Sul secondo punto, e cioè che la rivolta contadina avvenne anche in zone in cui il Viet Minh non era riuscito ad infiltrarsi in maniera massiccia, l’osservazione è in parte vera, e può essere spiegata con la disperazione per la carestia, che aumentava in maniera esponenziale il malcontento popolare, per cui ad ogni minima provocazione poteva scoppiare il tumulto, e in parte è però da ridimensionare. Nel gennaio del 2005, infatti, ho avuto modo di visionare volantini e giornali di propaganda del Viet Minh che si riferiscono al periodo in esame, e che sono stati distribuiti nel 1944 e nei primi mesi del 1945 in province dove si pensava il Viet Minh non fosse arrivato. Tali documenti dimostrerebbero che la sua azione, tra la fine del 1944 e il 1945, si propagò sino a toccare province poco prima ritenute irraggiungibili.

 

Ho voluto addentrarmi in aspetti particolari della storia vietnamita per chiarire che ogni singolo aspetto, ogni pezzo di storia, deve essere studiato e approfondito, e non essere superficialmente affrontato in nome di principi generali che apparentemente spiegano tutto.

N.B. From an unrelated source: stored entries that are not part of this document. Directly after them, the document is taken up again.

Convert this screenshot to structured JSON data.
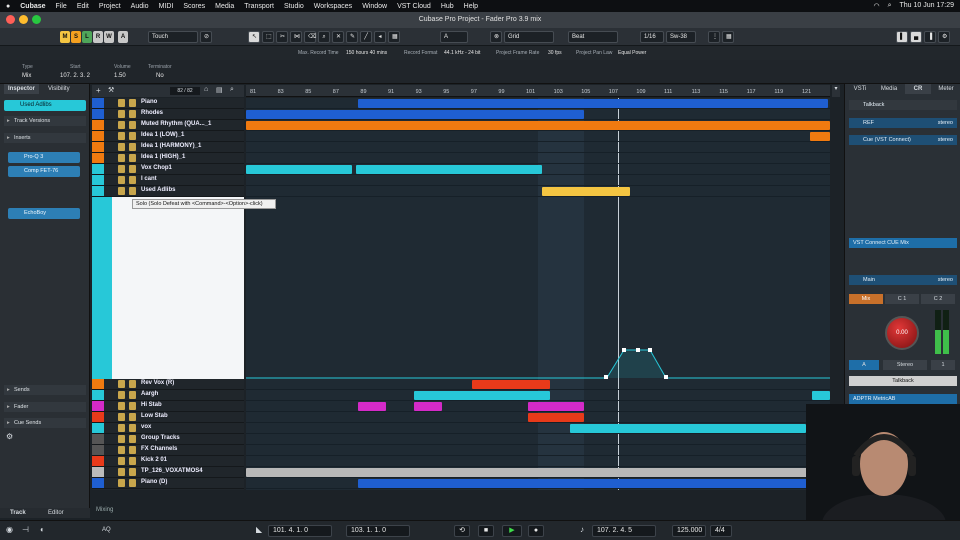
{
  "menubar": {
    "app": "Cubase",
    "items": [
      "File",
      "Edit",
      "Project",
      "Audio",
      "MIDI",
      "Scores",
      "Media",
      "Transport",
      "Studio",
      "Workspaces",
      "Window",
      "VST Cloud",
      "Hub",
      "Help"
    ],
    "clock": "Thu 10 Jun  17:29"
  },
  "window": {
    "title": "Cubase Pro Project - Fader Pro 3.9 mix"
  },
  "toolbar": {
    "m": "M",
    "s": "S",
    "l": "L",
    "r": "R",
    "w": "W",
    "a": "A",
    "automation_mode": "Touch",
    "marker": "A",
    "snap_type": "Grid",
    "quantize": "1/16",
    "swing": "Sw-38",
    "beat": "Beat"
  },
  "infoline": {
    "rec_time_label": "Max. Record Time",
    "rec_time": "150 hours 40 mins",
    "rec_format_label": "Record Format",
    "rec_format": "44.1 kHz - 24 bit",
    "frame_label": "Project Frame Rate",
    "frame": "30 fps",
    "pan_label": "Project Pan Law",
    "pan": "Equal Power"
  },
  "event_info": {
    "type_label": "Type",
    "type": "Mix",
    "start_label": "Start",
    "start": "107. 2. 3.   2",
    "vol_label": "Volume",
    "vol": "1.50",
    "term_label": "Terminator",
    "term": "No"
  },
  "inspector": {
    "tab1": "Inspector",
    "tab2": "Visibility",
    "track_name": "Used Adlibs",
    "sections": [
      "Track Versions",
      "Inserts",
      "Sends",
      "Fader",
      "Cue Sends"
    ],
    "plugins": [
      "Pro-Q 3",
      "Comp FET-76",
      "EchoBoy"
    ]
  },
  "track_header": {
    "count": "82 / 82"
  },
  "ruler": [
    "81",
    "83",
    "85",
    "87",
    "89",
    "91",
    "93",
    "95",
    "97",
    "99",
    "101",
    "103",
    "105",
    "107",
    "109",
    "111",
    "113",
    "115",
    "117",
    "119",
    "121"
  ],
  "tracks": [
    {
      "name": "Piano",
      "color": "#1f5fd1"
    },
    {
      "name": "Rhodes",
      "color": "#1f5fd1"
    },
    {
      "name": "Muted Rhythm (QUA..._1",
      "color": "#f07a10"
    },
    {
      "name": "Idea 1 (LOW)_1",
      "color": "#f07a10"
    },
    {
      "name": "Idea 1 (HARMONY)_1",
      "color": "#f07a10"
    },
    {
      "name": "Idea 1 (HIGH)_1",
      "color": "#f07a10"
    },
    {
      "name": "Vox Chop1",
      "color": "#27c8d8"
    },
    {
      "name": "I cant",
      "color": "#27c8d8"
    },
    {
      "name": "Used Adlibs",
      "color": "#27c8d8"
    },
    {
      "name": "Rev Vox (R)",
      "color": "#f07a10"
    },
    {
      "name": "Aargh",
      "color": "#27c8d8"
    },
    {
      "name": "Hi Stab",
      "color": "#d42ac8"
    },
    {
      "name": "Low Stab",
      "color": "#e83a1a"
    },
    {
      "name": "vox",
      "color": "#27c8d8"
    },
    {
      "name": "Group Tracks",
      "color": "#555"
    },
    {
      "name": "FX Channels",
      "color": "#555"
    },
    {
      "name": "Kick 2 01",
      "color": "#e83a1a"
    },
    {
      "name": "TP_126_VOXATMOS4",
      "color": "#bbbbbb"
    },
    {
      "name": "Piano (D)",
      "color": "#1f5fd1"
    }
  ],
  "tooltip": "Solo (Solo Defeat with <Command>-<Option>-click)",
  "right_zone": {
    "tabs": [
      "VSTi",
      "Media",
      "CR",
      "Meter"
    ],
    "talkback": "Talkback",
    "ref": "REF",
    "ref_fmt": "stereo",
    "cue": "Cue (VST Connect)",
    "cue_fmt": "stereo",
    "cue_mix": "VST Connect CUE Mix",
    "main": "Main",
    "main_fmt": "stereo",
    "mix": "Mix",
    "c1": "C 1",
    "c2": "C 2",
    "level": "0.00",
    "a": "A",
    "stereo": "Stereo",
    "one": "1",
    "talkback_btn": "Talkback",
    "adptr": "ADPTR MetricAB"
  },
  "bottom": {
    "track_tab": "Track",
    "editor_tab": "Editor",
    "mixing": "Mixing"
  },
  "transport": {
    "aq": "AQ",
    "left_loc": "101. 4. 1.  0",
    "right_loc": "103. 1. 1.  0",
    "position": "107. 2. 4.   5",
    "tempo": "125.000",
    "signature": "4/4"
  }
}
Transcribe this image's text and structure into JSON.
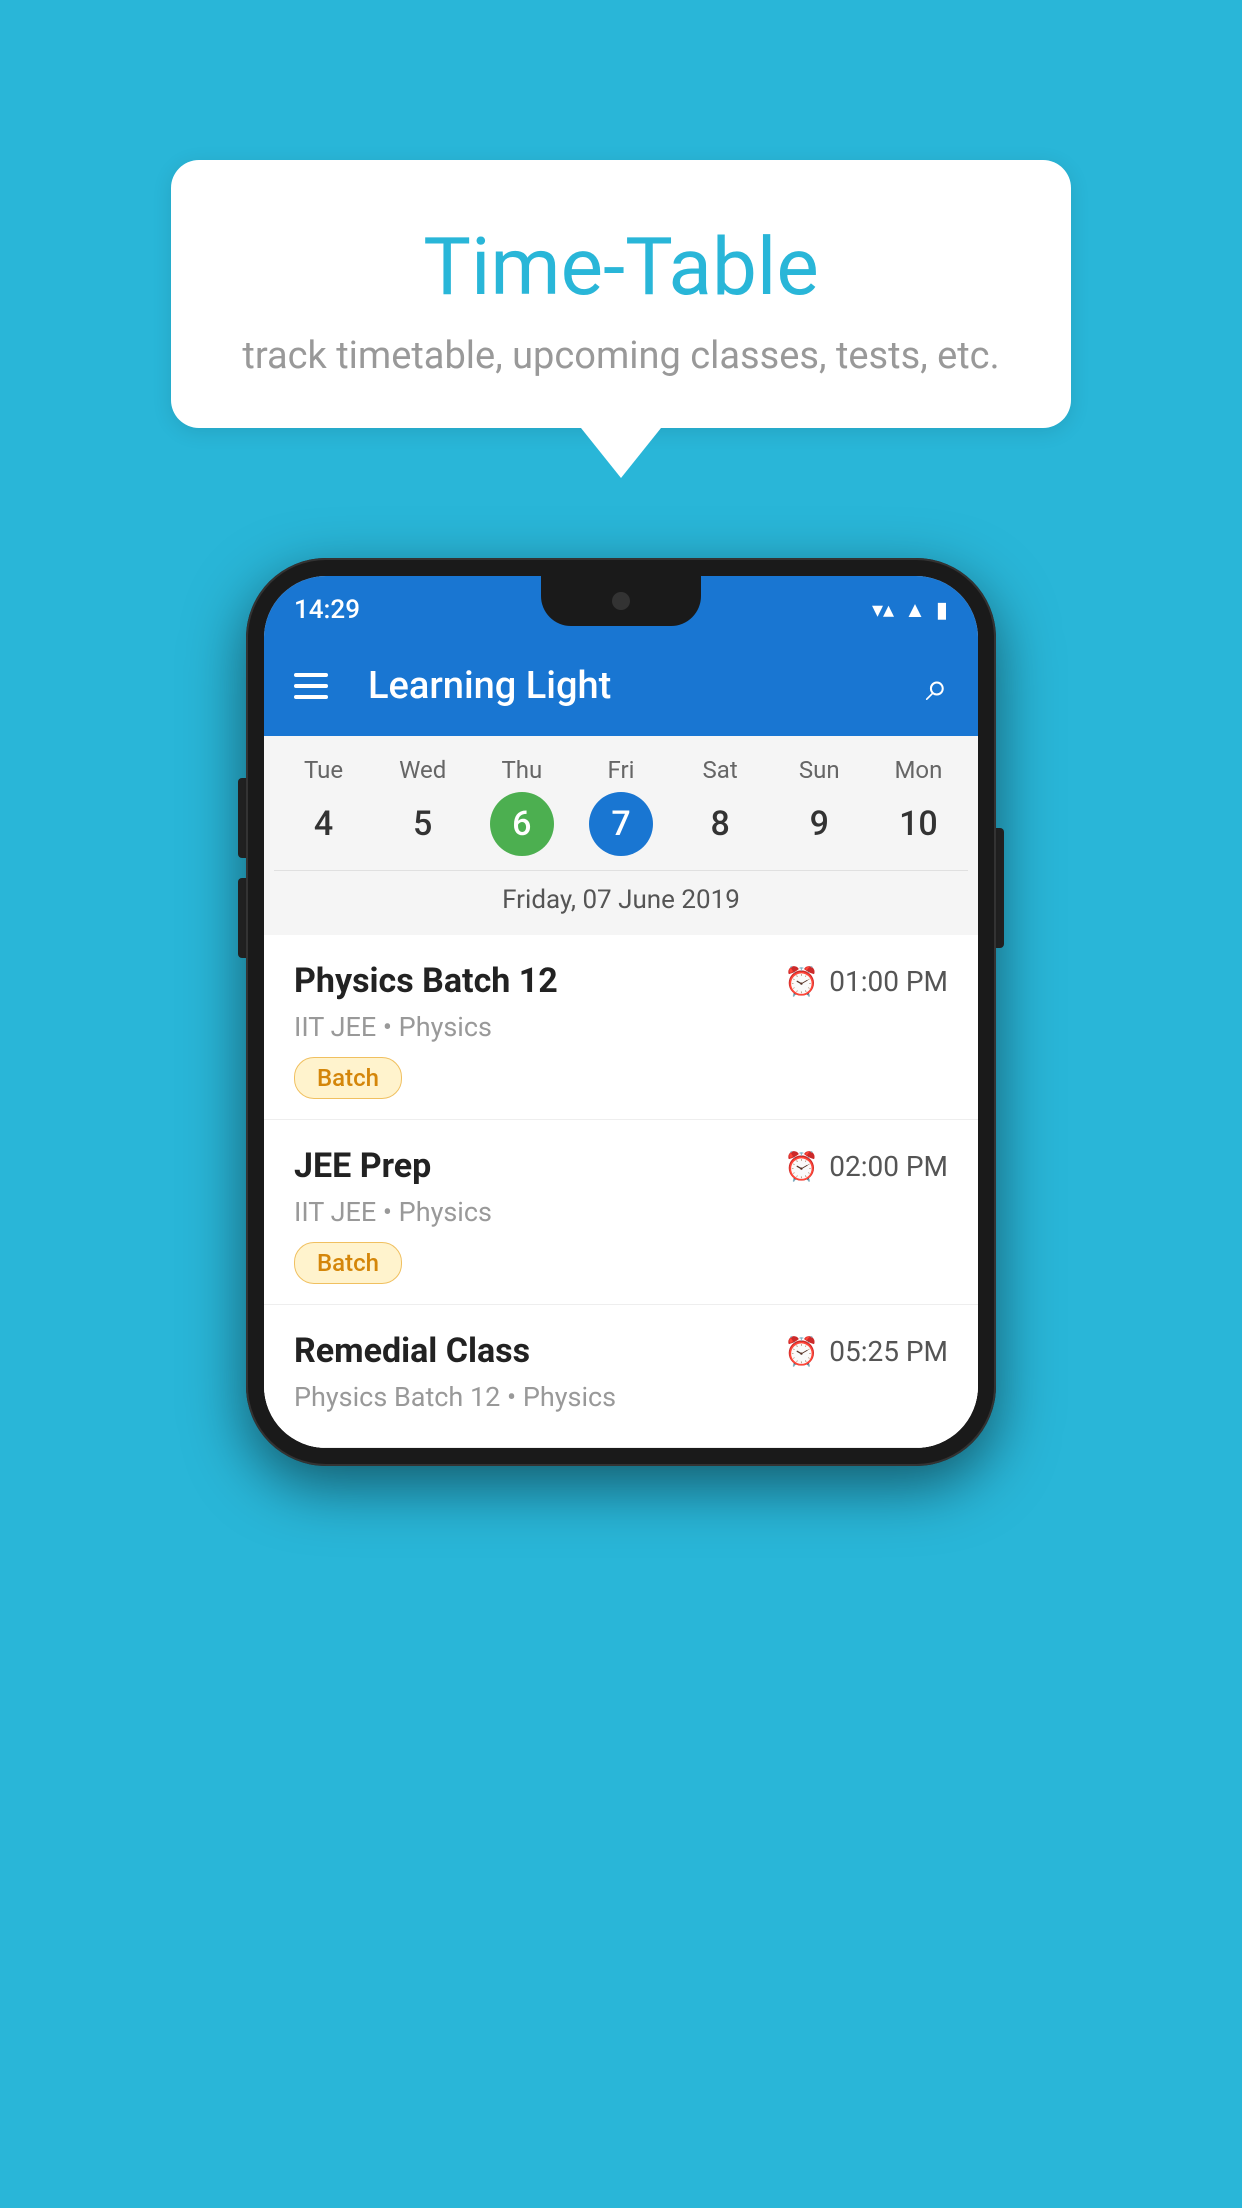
{
  "background": {
    "color": "#29B6D8"
  },
  "speech_bubble": {
    "title": "Time-Table",
    "subtitle": "track timetable, upcoming classes, tests, etc."
  },
  "phone": {
    "status_bar": {
      "time": "14:29"
    },
    "app_bar": {
      "title": "Learning Light"
    },
    "calendar": {
      "days": [
        {
          "label": "Tue",
          "number": "4",
          "state": "normal"
        },
        {
          "label": "Wed",
          "number": "5",
          "state": "normal"
        },
        {
          "label": "Thu",
          "number": "6",
          "state": "today"
        },
        {
          "label": "Fri",
          "number": "7",
          "state": "selected"
        },
        {
          "label": "Sat",
          "number": "8",
          "state": "normal"
        },
        {
          "label": "Sun",
          "number": "9",
          "state": "normal"
        },
        {
          "label": "Mon",
          "number": "10",
          "state": "normal"
        }
      ],
      "selected_date_label": "Friday, 07 June 2019"
    },
    "schedule": [
      {
        "title": "Physics Batch 12",
        "time": "01:00 PM",
        "subtitle": "IIT JEE • Physics",
        "tag": "Batch"
      },
      {
        "title": "JEE Prep",
        "time": "02:00 PM",
        "subtitle": "IIT JEE • Physics",
        "tag": "Batch"
      },
      {
        "title": "Remedial Class",
        "time": "05:25 PM",
        "subtitle": "Physics Batch 12 • Physics",
        "tag": ""
      }
    ]
  }
}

Nel caso del Viet Nam, del Sudest asiatico e dell’Asia orientale, lo sforzo da compiere non è solo quello di far rientrare i caratteri di un paese dentro una storia, cioè dentro l’opera degli uomini, che si dispiega in un arco di tempo più o meno lungo e all’interno di uno spazio fisico più o meno definito. Nel caso dell’Asia più lontana dovremmo anche affrontare la loro storia come storia altra. In Europa, infatti, il nostro senso comune si basa su sedimentazioni e permanenze talmente forti che ci appaiono ovvie, tanto più che, con il colonialismo e l’imperialismo, le abbiamo impiantate anche dove non esistevano, e che però non appartengono alla storia di lungo periodo dei paesi africani, americani e asiatici.

Utilizzeremo la questione del villaggio come grande esempio attraverso il quale cominciare a guardare al Viet Nam, e a tutto il sudest asiatico in generale, con occhi diversi.

 

La storia altra: il villaggio vietnamita

Nel villaggio si condensano il diverso concetto di proprietà, che innerva la storia di questo angolo d’Asia rispetto all’Occidente, il diverso rapporto con la città e il diverso rapporto con il potere. Non sbagliando, tantissimi autori evidenziano come il centro della civiltà vietnamita sia il villaggio che, quasi per definizione, in Occidente è periferia.

“In realtà, la nozione di ‘proprietà’, in Estremo Oriente, come altrove, non è indipendente dalle concezioni filosofiche generali. In origine, si trova l’idea metafisica che ‘il Cielo produce gli esseri e le cose’ e che ‘la Terra li nutre’. La terra è data dal Cielo affinché tutti gli uomini ne godano. La terra appartiene dunque al popolo e non al sovrano che esiste unicamente per far regnare l’interesse generale. Egli ‘parla non da proprietario (infatti non lo è) ma da sovrano e come tale stabilisce la misura in cui ogni grado gerarchico ha diritto di appropriarsi della terra che è di tutti’. Per quando vasto sia il suo potere di disporne, non ha – più che i suoi sudditi – il diritto di sottrarla al suo uso o di privarne il popolo.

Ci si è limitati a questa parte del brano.